One month and twenty-six posts later, I’ve made it to Z in the A to Z Blogging Challenge. This isn’t a notable achievement to anyone except me, but I am doing the dance of joy—not because the challenge is over, but because it turned out to be a far more enriching experience than I’d anticipated.
Rather than picking a word that begins with Z or writing about the letter Z itself, I’m going to use Z to represent of the end of something. It’s the end of the alphabet, and it’s the end of the challenge.
I’d never heard of the A to Z challenge until I happened across a notice on Facebook.
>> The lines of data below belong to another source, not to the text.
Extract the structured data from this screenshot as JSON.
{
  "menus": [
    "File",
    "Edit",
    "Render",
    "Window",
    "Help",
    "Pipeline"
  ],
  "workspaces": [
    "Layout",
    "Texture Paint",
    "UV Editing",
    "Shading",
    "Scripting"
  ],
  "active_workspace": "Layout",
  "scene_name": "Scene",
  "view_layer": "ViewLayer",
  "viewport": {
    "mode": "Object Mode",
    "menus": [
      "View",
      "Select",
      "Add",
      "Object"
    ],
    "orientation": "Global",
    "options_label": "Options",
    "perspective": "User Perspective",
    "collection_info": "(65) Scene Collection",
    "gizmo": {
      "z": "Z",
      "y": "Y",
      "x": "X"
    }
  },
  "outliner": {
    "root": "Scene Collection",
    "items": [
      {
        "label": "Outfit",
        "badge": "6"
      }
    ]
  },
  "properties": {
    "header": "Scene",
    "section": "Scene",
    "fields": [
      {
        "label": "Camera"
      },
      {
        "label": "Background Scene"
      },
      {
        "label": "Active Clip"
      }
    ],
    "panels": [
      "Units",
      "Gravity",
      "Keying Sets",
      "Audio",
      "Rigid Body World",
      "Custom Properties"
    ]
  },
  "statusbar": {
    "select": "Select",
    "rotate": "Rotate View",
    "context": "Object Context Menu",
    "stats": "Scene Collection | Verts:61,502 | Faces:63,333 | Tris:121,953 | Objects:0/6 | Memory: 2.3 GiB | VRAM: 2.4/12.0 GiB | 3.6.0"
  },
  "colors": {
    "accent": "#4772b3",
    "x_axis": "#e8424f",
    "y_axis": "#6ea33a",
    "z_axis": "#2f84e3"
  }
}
I sniffed around the website, briefly considered signing up, and then decided to hang around the fringes instead. Becoming an official participant felt like too much of a commitment. I wasn’t sure I was motivated enough to complete the challenge, but I needed to take a break from my current manuscript, and I didn’t want to stop writing.
One of the rules of the challenge was to pick a theme and stick with it. I chose to write about writing. There’s no shortage of books, magazine articles, and blog posts about writing, but I’ve always figured things out by writing about them. I needed to explore my own thoughts about writing, inspiration, dedication, rejection, and all the other stuff that comes with the territory.
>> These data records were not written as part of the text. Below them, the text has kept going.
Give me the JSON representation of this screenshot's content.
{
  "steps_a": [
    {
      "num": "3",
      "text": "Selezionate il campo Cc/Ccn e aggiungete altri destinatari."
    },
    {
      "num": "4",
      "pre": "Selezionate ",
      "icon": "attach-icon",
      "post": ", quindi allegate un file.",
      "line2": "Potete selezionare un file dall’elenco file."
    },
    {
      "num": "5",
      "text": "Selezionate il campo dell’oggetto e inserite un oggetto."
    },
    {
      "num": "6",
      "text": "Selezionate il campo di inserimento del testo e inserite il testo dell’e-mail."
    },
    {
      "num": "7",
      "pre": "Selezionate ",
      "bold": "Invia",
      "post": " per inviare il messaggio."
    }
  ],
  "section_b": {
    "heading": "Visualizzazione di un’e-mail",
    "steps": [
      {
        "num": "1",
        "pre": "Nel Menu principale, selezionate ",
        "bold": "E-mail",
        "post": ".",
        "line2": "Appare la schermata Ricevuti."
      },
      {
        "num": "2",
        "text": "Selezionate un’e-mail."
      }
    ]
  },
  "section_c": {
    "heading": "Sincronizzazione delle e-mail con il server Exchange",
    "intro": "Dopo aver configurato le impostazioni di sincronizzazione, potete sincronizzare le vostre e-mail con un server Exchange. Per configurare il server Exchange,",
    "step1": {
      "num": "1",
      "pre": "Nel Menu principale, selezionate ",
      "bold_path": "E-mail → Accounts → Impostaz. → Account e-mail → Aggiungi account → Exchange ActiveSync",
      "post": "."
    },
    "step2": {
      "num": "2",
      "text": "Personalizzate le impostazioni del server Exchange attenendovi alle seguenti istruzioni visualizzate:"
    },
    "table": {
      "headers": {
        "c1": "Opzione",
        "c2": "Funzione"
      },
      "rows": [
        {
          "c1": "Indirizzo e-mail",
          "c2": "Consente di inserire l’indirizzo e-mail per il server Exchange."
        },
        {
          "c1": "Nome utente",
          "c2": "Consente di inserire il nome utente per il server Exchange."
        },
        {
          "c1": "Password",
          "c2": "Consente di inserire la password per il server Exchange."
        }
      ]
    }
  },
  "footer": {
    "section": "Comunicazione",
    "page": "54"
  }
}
I got off to a slow, clumsy start, but as soon as I unpacked the C word, I knew in my gut that this challenge was what I needed. I needed to be pushed, and it pushed me. Some posts were easier to write than others, but easy wasn’t the point. I posted a few pieces I wasn’t entirely happy with, and I learned that despite imperfections, a post can be met with thoughtful reactions from sympathetic readers.
I am now officially in awe of writers who participate in NaNoWriMo. My twenty-six blog posts added up to about 18,000 words. NaNo participants churn out 50,000 words, an extraordinary effort for a month’s worth of work—and NaNo is in November, which means Thanksgiving, which means family and friends and entertaining. I repeat: officially in awe.
As I reacquainted myself with OS, I rediscovered the sense of community I remember from my earlier blogging days here. I reconnected with writers whose work I’ve always liked, and I discovered writers whose work I’d never read before.
As much as I complain about OS (“The site is down! What’s going on? Where’s the Mop of Hope?”), one of the things I’ve always appreciated about it is its built-in audience—but we’re more than an audience. We really are a community. Some bloggers on independent sites have huge followings; I’m not one of them. If I’d posted on a WordPress site, I wouldn’t have had the response to it that I had at OS, and the exchange of comments is one of the things that makes us a community.
The good news is that I rediscovered my enthusiasm and energy. The bad news is that I discovered I’m disgustingly self-absorbed. Christ on a crutch.
I won’t post every day, because if I do, I won’t get back to that manuscript that’s beginning to bubble and flow again, but I don’t plan to fall back into my slovenly, non-blogging, non-reading, non-commenting ways.
Will I do the A to Z Challenge next year? Maybe. It depends on how big a push I need.